Try an occasional fast, as it gives the digestive system a rest and refreshes the senses, mind, and consciousness. According to the Ayurveda, fasting strengthens both will power and bodily health.

When breaking a fast, avoid eating lots of heavy foods as they can cause water retention, blood pressure fluctuations and toxin accumulation.

Eat moderately, as the stomach needs working space -- fill it half with food, a fourth with liquids and leave the rest for air.

When you feel the urge to snack on something, have a sugar-free chewing gum -- it can help to control the appetite, decrease cravings for snacks and reduce calorie intake, while helping to maintain alertness and energy levels through the afternoon.

Avoid eating fatty foods before a workout, as they are slow to digest and remain in the stomach for a long time. Fat content in the food will pull blood into the stomach because that aids in fat digestion. This can cause cramping and discomfort while working out.

Avoid eating too many types of food in a single meal, as conflicting foods like dairy products and citrus fruit may upset the digestion.

Vegetables should be lightly sauted (a method of cooking using small amount of fat in a shallow pan over high heat) to preserve nutrition.

Honey should not be cooked, as it slows digestion that way. The molecules become a non-homogenised glue that adheres to mucous membranes and clogs subtle channels, producing toxins. Adding honey to a cup of hot tea (not boiling) or salad dressing is acceptable.

Do not combine iron-rich foods with dairy products like paneer as that leads to nutrient loss. To increase your iron levels, have a lot of citrus fruit -- Vitamin C adds to the iron absorption.

Consuming too much red meat can lead to hypertension and heart problems hence should be had sparingly.

Non-vegetarians should avoid dairy products like cheese and paneer along with meat intake. Non-veg food is high in cholesterol, hence it's important to avoid other foods which can have an additive effect on one's cholesterol, like dairy products.

Choose brown rice instead of normal rice, it helps in weight loss.

Avoid starvation at all costs, as this signals your body to get into famine mode and it retains fat more effectively.

An all-protein diet with the exclusion of carbohydrates can mess up your digestive system, leading to kidney and liver disorders. Non-vegetarians should eat foods rich in enzymes such as papaya and pineapple to help in the digestion of proteins.

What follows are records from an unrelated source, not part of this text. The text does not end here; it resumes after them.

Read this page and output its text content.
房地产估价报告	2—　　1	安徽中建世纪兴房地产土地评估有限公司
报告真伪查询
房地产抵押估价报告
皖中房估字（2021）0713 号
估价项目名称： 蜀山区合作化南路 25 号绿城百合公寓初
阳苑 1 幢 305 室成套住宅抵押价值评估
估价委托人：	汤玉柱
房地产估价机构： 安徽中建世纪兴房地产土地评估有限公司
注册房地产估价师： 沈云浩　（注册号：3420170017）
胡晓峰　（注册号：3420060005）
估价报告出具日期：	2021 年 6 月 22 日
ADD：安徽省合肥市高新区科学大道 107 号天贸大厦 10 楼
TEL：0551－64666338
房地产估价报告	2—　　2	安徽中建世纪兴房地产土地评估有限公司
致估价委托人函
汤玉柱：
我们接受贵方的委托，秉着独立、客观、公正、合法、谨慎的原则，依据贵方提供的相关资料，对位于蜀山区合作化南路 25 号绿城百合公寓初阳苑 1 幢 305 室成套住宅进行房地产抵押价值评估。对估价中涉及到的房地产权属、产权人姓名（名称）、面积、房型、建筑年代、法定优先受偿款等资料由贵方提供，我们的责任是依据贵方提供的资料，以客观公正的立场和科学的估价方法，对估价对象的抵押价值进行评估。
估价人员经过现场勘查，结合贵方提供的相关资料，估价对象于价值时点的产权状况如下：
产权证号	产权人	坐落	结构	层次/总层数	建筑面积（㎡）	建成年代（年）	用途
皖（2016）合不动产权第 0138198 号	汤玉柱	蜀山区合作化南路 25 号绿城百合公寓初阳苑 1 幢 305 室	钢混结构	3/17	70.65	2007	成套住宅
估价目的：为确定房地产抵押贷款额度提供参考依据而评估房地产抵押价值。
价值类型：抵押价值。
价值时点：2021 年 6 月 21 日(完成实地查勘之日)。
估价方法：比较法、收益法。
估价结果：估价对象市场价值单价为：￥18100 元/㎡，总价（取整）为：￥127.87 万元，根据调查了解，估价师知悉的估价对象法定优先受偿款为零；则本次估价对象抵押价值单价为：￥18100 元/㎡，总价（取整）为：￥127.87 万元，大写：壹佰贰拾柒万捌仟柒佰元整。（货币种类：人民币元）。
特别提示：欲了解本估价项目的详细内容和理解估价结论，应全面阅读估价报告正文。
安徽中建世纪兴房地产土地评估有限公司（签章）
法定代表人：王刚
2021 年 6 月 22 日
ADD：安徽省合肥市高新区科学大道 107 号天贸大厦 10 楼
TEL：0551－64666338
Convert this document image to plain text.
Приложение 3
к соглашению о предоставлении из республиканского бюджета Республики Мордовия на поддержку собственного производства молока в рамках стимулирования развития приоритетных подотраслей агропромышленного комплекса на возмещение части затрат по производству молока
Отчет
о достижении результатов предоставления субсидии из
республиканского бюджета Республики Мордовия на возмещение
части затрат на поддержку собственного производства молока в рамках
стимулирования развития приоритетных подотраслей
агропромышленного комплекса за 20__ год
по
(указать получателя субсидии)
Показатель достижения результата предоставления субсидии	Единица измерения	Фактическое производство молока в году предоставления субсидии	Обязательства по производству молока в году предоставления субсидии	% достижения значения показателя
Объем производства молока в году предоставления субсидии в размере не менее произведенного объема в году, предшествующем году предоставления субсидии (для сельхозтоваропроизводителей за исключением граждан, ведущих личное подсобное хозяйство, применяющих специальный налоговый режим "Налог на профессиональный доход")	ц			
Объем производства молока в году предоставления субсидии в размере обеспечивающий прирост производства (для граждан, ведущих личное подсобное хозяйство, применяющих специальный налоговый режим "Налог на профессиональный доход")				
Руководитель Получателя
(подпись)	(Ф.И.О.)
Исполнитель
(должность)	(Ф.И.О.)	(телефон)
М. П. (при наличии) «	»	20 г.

Instant acidity remedy: Try eating chilled banana, chilled sabudana (sago) pudding or chilled curd. If these foods are unavailable to you then drink lots of water and eventually the acidity will subside.

High blood pressure home remedy: Eat a clove of garlic each day.

If you are on a diet and feel like having a snack, eat an apple. If you aren't hungry enough to eat an apple, you aren't hungry enough for a snack.

Don't have fruit immediately after a meal. It will bloat your stomach with air. It is advisable to have fruits at least one hour before a meal.

Don't bathe immediately after a meal. Blood flow to your hands and legs increases, reducing the circulation around stomach and slowing down digestion.

Don't have tea immediately after a meal. Tea after a meal makes protein digestion difficult.

Do not substitute water with other fluids like coffee, soda, tea and juice. All these contain caffeine which is a known diuretic and will cause fluid loss. Also, the best time to drink water is 1.5 hours before and 1.5 hours after meals. Adjusting water intake to meal-times prevents the blood from becoming concentrated. Concentrated blood draws water from the cells around it.

Uncooked cabbage restricts the conversion of sugar and carbohydrates into fat and hence helps in weight reduction.

To decrease the craving for sweets, pop a small piece of jaggery in your mouth after meals.

Saunf (aniseed), methi (fenugreek) powder and laung (cloves) help to balance the blood sugar and control hunger. These spices are also a good source of bioflavonoids that are antioxidants and protect the liver from getting damaged.

Skipping meals is bad if you are in your 20s and worse if you are in your 30s or beyond. During the 20s, skipping meals doesn't affect your body as your metabolic rate is high and you tend to lose weight faster. But do keep in mind that you will lose out on essential nutrients and your haemoglobin levels will drop. After the age of 30, skipping meals to lose weight has a reverse effect, as your metabolism slows down.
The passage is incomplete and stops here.